Abeilles monarchistes, fourmis républicaines

C’est dire combien l’étude des insectes est un domaine d’importance pour penser le vivant. D’autant que le nombre de leurs espèces défie l’imagination : 1,3 million sont décrits, leur biomasse atteint 300 fois la nôtre, il y a vingt mille espèces de fourmis. Ce qui fait dire au scientifique Fontenelle (1657-1757) que les insectes nous font « comprendre la diversité infinie des modèles sur lesquels la Nature peut avoir fait des Animaux ».

Dans sa Philosophie de l’insecte (Seuil, 2014), l’historien et philosophe des sciences Jean-Marc Drouin rapporte comment les formes d’organisation des « insectes sociaux » ont inspiré notre réflexion politique. De grands débats sur la distinction entre abeilles monarchistes et fourmis républicaines, insectes esclaves ou ouvriers, influençant nos modèles de société et de gouvernement, ont divisé les penseurs des XVIIIe et XIXe siècles.
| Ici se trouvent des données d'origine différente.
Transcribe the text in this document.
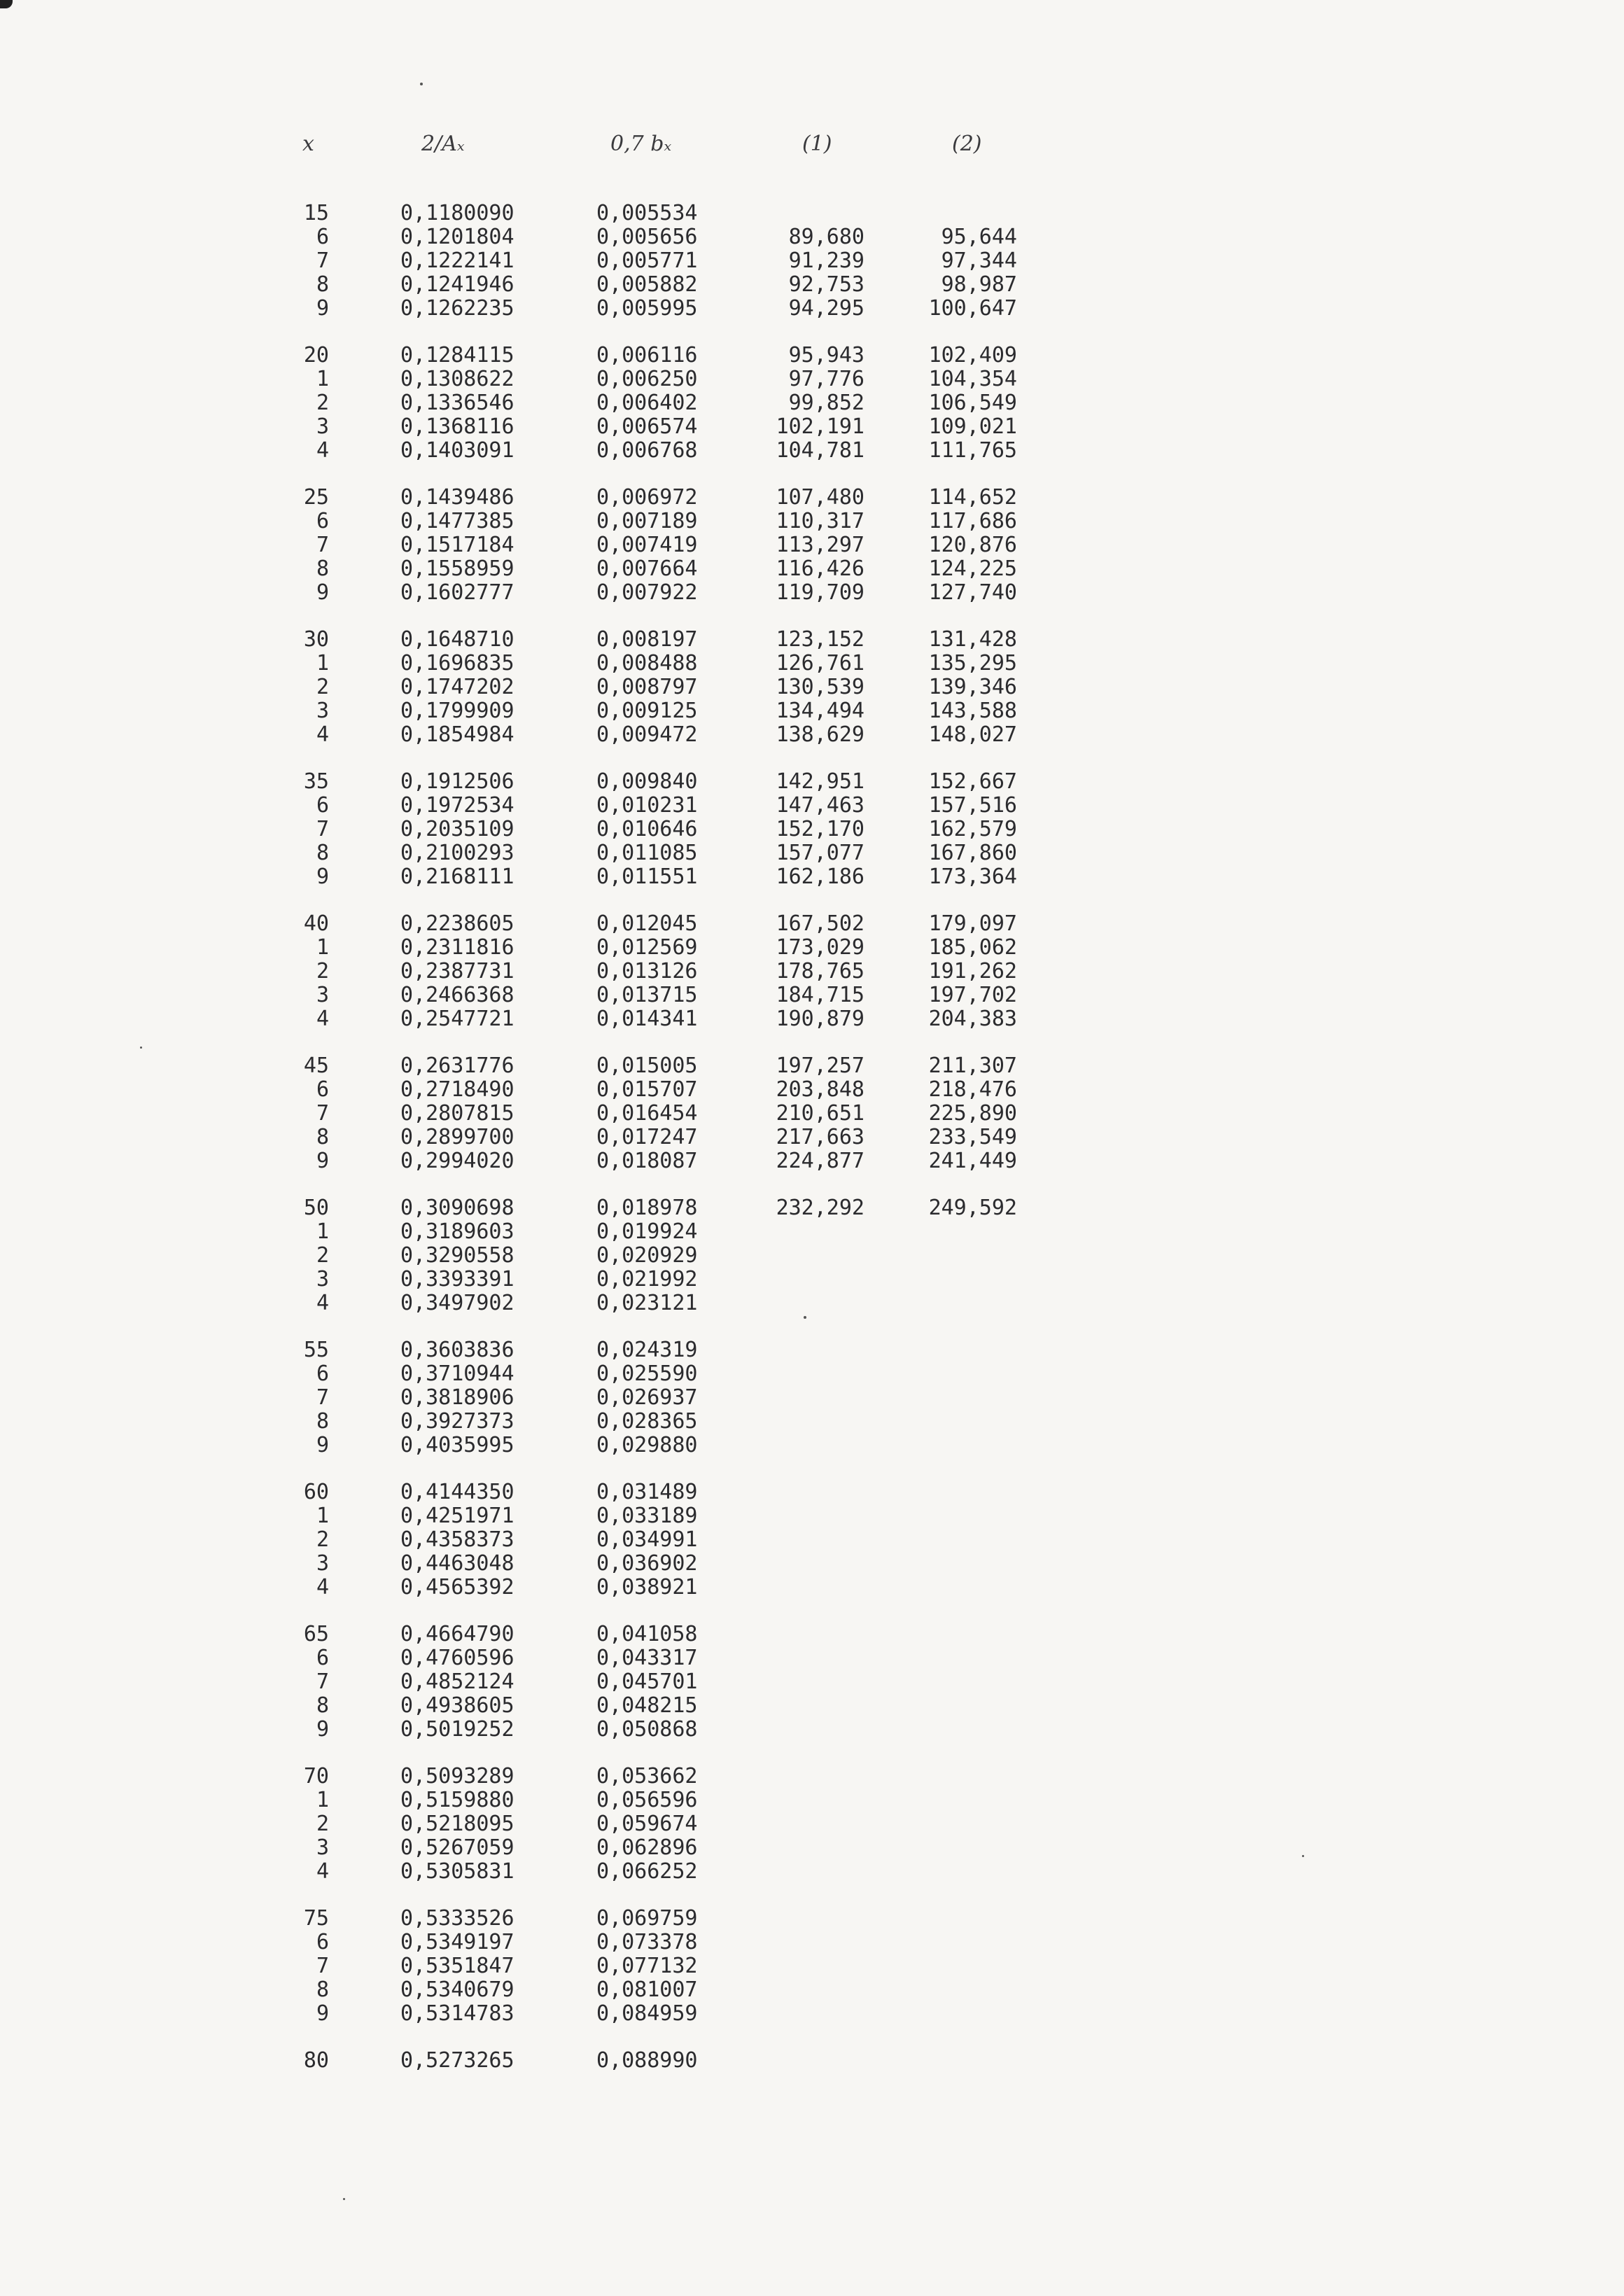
x	2/Aₓ	0,7 bₓ	(1)	(2)
15	0,1180090	0,005534
6	0,1201804	0,005656	89,680	95,644
7	0,1222141	0,005771	91,239	97,344
8	0,1241946	0,005882	92,753	98,987
9	0,1262235	0,005995	94,295	100,647
20	0,1284115	0,006116	95,943	102,409
1	0,1308622	0,006250	97,776	104,354
2	0,1336546	0,006402	99,852	106,549
3	0,1368116	0,006574	102,191	109,021
4	0,1403091	0,006768	104,781	111,765
25	0,1439486	0,006972	107,480	114,652
6	0,1477385	0,007189	110,317	117,686
7	0,1517184	0,007419	113,297	120,876
8	0,1558959	0,007664	116,426	124,225
9	0,1602777	0,007922	119,709	127,740
30	0,1648710	0,008197	123,152	131,428
1	0,1696835	0,008488	126,761	135,295
2	0,1747202	0,008797	130,539	139,346
3	0,1799909	0,009125	134,494	143,588
4	0,1854984	0,009472	138,629	148,027
35	0,1912506	0,009840	142,951	152,667
6	0,1972534	0,010231	147,463	157,516
7	0,2035109	0,010646	152,170	162,579
8	0,2100293	0,011085	157,077	167,860
9	0,2168111	0,011551	162,186	173,364
40	0,2238605	0,012045	167,502	179,097
1	0,2311816	0,012569	173,029	185,062
2	0,2387731	0,013126	178,765	191,262
3	0,2466368	0,013715	184,715	197,702
4	0,2547721	0,014341	190,879	204,383
45	0,2631776	0,015005	197,257	211,307
6	0,2718490	0,015707	203,848	218,476
7	0,2807815	0,016454	210,651	225,890
8	0,2899700	0,017247	217,663	233,549
9	0,2994020	0,018087	224,877	241,449
50	0,3090698	0,018978	232,292	249,592
1	0,3189603	0,019924
2	0,3290558	0,020929
3	0,3393391	0,021992
4	0,3497902	0,023121
55	0,3603836	0,024319
6	0,3710944	0,025590
7	0,3818906	0,026937
8	0,3927373	0,028365
9	0,4035995	0,029880
60	0,4144350	0,031489
1	0,4251971	0,033189
2	0,4358373	0,034991
3	0,4463048	0,036902
4	0,4565392	0,038921
65	0,4664790	0,041058
6	0,4760596	0,043317
7	0,4852124	0,045701
8	0,4938605	0,048215
9	0,5019252	0,050868
70	0,5093289	0,053662
1	0,5159880	0,056596
2	0,5218095	0,059674
3	0,5267059	0,062896
4	0,5305831	0,066252
75	0,5333526	0,069759
6	0,5349197	0,073378
7	0,5351847	0,077132
8	0,5340679	0,081007
9	0,5314783	0,084959
80	0,5273265	0,088990
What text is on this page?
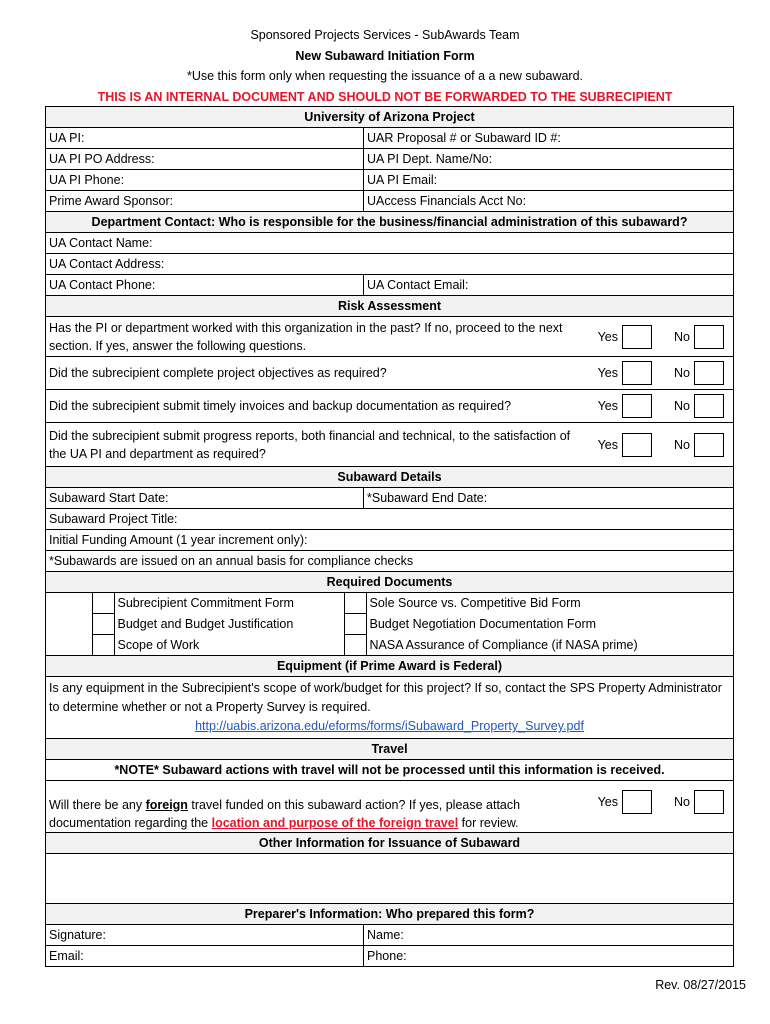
Sponsored Projects Services - SubAwards Team
New Subaward Initiation Form
*Use this form only when requesting the issuance of a a new subaward.
THIS IS AN INTERNAL DOCUMENT AND SHOULD NOT BE FORWARDED TO THE SUBRECIPIENT
University of Arizona Project
UA PI:	UAR Proposal # or Subaward ID #:
UA PI PO Address:	UA PI Dept. Name/No:
UA PI Phone:	UA PI Email:
Prime Award Sponsor:	UAccess Financials Acct No:
Department Contact: Who is responsible for the business/financial administration of this subaward?
UA Contact Name:
UA Contact Address:
UA Contact Phone:	UA Contact Email:
Risk Assessment

Has the PI or department worked with this organization in the past? If no, proceed to the next section. If yes, answer the following questions.
Yes	No

Did the subrecipient complete project objectives as required?	Yes	No

Did the subrecipient submit timely invoices and backup documentation as required?	Yes	No

Did the subrecipient submit progress reports, both financial and technical, to the satisfaction of the UA PI and department as required?
Yes	No

Subaward Details
Subaward Start Date:	*Subaward End Date:
Subaward Project Title:
Initial Funding Amount (1 year increment only):
*Subawards are issued on an annual basis for compliance checks
Required Documents

		Subrecipient Commitment Form		Sole Source vs. Competitive Bid Form
		Budget and Budget Justification		Budget Negotiation Documentation Form
		Scope of Work		NASA Assurance of Compliance (if NASA prime)

Equipment (if Prime Award is Federal)

Is any equipment in the Subrecipient's scope of work/budget for this project? If so, contact the SPS Property Administrator to determine whether or not a Property Survey is required.
http://uabis.arizona.edu/eforms/forms/iSubaward_Property_Survey.pdf

Travel
*NOTE* Subaward actions with travel will not be processed until this information is received.

Will there be any foreign travel funded on this subaward action? If yes, please attach documentation regarding the location and purpose of the foreign travel for review.
Yes	No

Other Information for Issuance of Subaward

Preparer's Information: Who prepared this form?
Signature:	Name:
Email:	Phone:
Rev. 08/27/2015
Les insectes ont aussi beaucoup fasciné les créateurs. Dès l’Antiquité, Esope tire des fables morales des activités des scarabées et des mouches, dont La Fontaine se souviendra avec bonheur – et Kafka décrit la dépossession de soi dans La Métamorphose (1915). H. G. Wells rédige en 1905 la nouvelle L’Empire des fourmis, qui inspirera le film d’horreur L’Empire des fourmis géantes, de Bert I. Gordon (1977), matrice de nombreux autres. S’ils disparaissent, les insectes ont imprégné notre psyché. Le professeur de littérature André Siganos rappelle dans Les Mythologies de l’insecte (Méridiens-Klincksieck, 1985) qu’en Egypte le scarabée doré roulant sa boule d’excréments symbolise le dieu originel Khépri qui fait rouler le soleil. Et dans la mythologie grecque, le géant Orion, un chasseur redoutable, est tué par un minuscule et venimeux scorpion…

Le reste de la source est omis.